YES! Magazine – Issue 81, Spring 2017
It’s time to look up, look around, and take note because the planet and democracy need you
Up against the White House’s “alternative facts” and attempts to hide climate data, can new allies—citizens and science—prevail against politicians and corporations?
After he moved to London in his early 20s, Luke Howard became obsessed with the weather. Howard had a day job running a pharmacy business in the 1790s and early 1800s, but he spent a lot of his spare time staring at the sky. He collected a set of makeshift weather instruments—glass thermometers; a hygrometer (to measure moisture in the air) cobbled together from a wire spring and a strip of whalebone; and a barometer attached to an old astronomical clock that he bought secondhand and repaired himself. He and his business partner, William Allen, started a science club of a dozen or so members, all men, who met in each other’s houses to give talks about a range of subjects like chemistry, astronomy, and mineralogy. When he was 30, Howard presented to the group three names he had come up with for different types of clouds—cirrus (from the Latin for “curl of hair”), cumulus (referring to a pile), and stratus (a “horizontal sheet”). The talk was a hit, and he published a version of the lecture a year later in a science magazine. And the names stuck: Howard’s cloud categories are still used by professional meteorologists.

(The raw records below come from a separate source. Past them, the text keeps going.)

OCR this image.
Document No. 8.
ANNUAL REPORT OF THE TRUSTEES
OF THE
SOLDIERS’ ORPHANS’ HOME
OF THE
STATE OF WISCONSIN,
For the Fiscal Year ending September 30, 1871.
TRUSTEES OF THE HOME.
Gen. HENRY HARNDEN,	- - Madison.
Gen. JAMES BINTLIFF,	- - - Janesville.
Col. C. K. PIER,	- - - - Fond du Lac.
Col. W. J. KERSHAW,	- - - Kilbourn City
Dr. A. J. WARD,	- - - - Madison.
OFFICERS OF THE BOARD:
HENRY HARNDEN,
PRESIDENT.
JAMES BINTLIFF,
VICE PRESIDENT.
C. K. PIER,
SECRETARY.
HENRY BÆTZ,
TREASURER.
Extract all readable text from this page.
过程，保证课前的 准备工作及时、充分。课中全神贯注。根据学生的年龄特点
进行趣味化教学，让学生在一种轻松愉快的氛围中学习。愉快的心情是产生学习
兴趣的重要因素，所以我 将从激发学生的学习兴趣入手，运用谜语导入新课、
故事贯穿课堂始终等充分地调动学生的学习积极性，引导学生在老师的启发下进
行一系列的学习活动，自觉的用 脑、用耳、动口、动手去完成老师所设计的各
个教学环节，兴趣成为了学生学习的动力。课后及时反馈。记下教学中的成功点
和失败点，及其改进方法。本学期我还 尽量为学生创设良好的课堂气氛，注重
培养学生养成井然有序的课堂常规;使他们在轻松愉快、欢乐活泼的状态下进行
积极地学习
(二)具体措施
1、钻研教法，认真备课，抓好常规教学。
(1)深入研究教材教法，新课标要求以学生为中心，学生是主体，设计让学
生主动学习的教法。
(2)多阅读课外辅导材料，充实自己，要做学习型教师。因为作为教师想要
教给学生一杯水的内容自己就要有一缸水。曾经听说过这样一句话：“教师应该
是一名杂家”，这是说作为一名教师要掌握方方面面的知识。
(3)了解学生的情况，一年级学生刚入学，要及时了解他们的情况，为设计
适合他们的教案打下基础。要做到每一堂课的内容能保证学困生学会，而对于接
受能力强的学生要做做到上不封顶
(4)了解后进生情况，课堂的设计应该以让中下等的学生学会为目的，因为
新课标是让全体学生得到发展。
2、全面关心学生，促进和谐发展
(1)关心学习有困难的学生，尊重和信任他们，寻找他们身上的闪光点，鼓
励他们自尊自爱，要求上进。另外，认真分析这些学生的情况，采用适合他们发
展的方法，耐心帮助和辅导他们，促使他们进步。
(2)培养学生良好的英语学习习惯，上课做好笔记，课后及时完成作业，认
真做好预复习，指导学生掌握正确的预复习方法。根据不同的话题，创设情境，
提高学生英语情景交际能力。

This was science in the late 18th and early 19th centuries—a buzzing world of nerds and amateurs trying to document the workings of the world in their spare time. It was less an institution than a labor of love, like sculpture or poetry. London was a kind of hub, full of scientific societies and clubs—they were like the maker faires, the do-it-yourself collectives, the hack-a-thons of the Enlightenment. In the United States, there was a flurry of interest in collecting plant and animal specimens and documenting the natural history of North America. The barriers of the time kept certain people out of science. (There were few scientists of color, although women managed to push their way into influential scientific circles in Europe and America, and Black inventors made important technological contributions in the United States.) Still, the technology for making scientific observations was cheap, much was unknown, and nearly anyone with the means available could make a major contribution.
Then, somewhere between the late 19th and mid-20th centuries, science took a turn. As it became more powerful, sophisticated, complicated, and better funded, it disappeared behind the walls of ivory towers and corporate labs. Since the 1970s, support for science has become a partisan issue in the United States, as conservatives’ faith in science keeps declining. Fifty-eight percent of Europeans say they can’t trust scientists because they are too influenced by corporate money. Science culture is now elitist, say its detractors.
Have we forgotten what science is actually for?